If you ping a server, and some of the packets are lost, or they take too much time to return (more than 110 milliseconds), it indicates a network issue.
Please note that this article is for those whose server is available, despite the network issue. If the server does not return any packets at all, please refer to the guide for the case when a server does not respond to ping.
1. If you are using a proxy or VPN, disable it and ping again. If it helps, the problem was caused by an intermediate server. Connect without it or consider changing the VPN/proxy.
2. If you have recently changed network settings, return to the previous settings and ping again. If it helps, continue using the old settings which works better.
To return your network settings to the default parameters, reinstall your OS. Refer to the guides:
Reinstall your OS from our templates
Reinstall your OS from an ISO image
3. If the steps above are not applicable to you, or they don’t help, contact our technical support. Please provide the following information in your message:
- Whether you are using a VPN/proxy and whether you have changed the network settings. If so, specify whether disabling the VPN/proxy and returning to old settings helped or not.
- The IP address of your server.
- The IP address from which your server is being pinged poorly.
- The country and city where you are located.
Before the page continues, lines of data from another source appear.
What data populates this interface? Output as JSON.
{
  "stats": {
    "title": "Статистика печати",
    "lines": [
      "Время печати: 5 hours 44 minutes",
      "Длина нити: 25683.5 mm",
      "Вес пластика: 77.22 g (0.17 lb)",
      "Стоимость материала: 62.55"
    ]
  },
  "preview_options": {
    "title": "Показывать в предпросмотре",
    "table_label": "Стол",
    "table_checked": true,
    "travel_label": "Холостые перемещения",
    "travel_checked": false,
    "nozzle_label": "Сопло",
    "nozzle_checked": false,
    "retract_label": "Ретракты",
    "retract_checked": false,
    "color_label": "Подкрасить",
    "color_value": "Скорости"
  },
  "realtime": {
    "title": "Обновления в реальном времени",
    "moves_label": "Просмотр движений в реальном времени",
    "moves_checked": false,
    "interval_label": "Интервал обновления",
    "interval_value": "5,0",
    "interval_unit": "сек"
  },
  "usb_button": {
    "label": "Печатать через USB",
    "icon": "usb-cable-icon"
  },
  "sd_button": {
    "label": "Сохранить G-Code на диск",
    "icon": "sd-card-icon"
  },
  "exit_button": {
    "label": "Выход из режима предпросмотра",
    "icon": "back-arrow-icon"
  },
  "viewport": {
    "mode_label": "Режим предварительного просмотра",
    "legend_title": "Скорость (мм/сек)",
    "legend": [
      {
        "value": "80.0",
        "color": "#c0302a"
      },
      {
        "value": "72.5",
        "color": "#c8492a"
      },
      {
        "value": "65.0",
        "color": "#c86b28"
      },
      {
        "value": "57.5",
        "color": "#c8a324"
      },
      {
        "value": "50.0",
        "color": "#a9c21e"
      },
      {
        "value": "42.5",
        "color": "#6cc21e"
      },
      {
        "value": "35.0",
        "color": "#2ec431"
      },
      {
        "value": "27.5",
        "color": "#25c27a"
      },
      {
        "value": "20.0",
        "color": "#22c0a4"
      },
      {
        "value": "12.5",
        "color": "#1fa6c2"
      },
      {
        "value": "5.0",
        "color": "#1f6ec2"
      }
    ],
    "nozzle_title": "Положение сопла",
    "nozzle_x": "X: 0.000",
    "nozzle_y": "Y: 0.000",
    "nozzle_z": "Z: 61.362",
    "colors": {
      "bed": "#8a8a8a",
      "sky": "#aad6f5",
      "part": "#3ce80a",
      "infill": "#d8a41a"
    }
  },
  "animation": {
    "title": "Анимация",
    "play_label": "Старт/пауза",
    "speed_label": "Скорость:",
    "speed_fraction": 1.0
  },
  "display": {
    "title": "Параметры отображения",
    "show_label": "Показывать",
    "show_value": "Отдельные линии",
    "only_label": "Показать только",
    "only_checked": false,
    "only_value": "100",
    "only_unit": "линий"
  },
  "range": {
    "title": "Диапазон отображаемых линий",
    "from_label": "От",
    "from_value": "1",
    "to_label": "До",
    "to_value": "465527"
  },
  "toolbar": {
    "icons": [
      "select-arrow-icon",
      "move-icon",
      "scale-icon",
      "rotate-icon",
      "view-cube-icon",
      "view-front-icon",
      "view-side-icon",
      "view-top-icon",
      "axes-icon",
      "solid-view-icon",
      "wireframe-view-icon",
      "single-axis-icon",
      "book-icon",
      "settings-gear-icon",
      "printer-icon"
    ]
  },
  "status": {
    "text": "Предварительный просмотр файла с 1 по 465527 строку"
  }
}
If you are a reseller and your client is experiencing a network issue, please specify the country and city of your client.
- The date and time in UTC+0 when the problem occurred.
- The output of ping and tracert (Windows) / ping and traceroute (Linux) / mtr (UNIX system) from the client to the server.
- The output of ping and tracert (Windows) / ping and traceroute (Linux) / mtr (UNIX system) from the server to the client.
This data will help us understand what happened and allow us to respond to the issue quickly.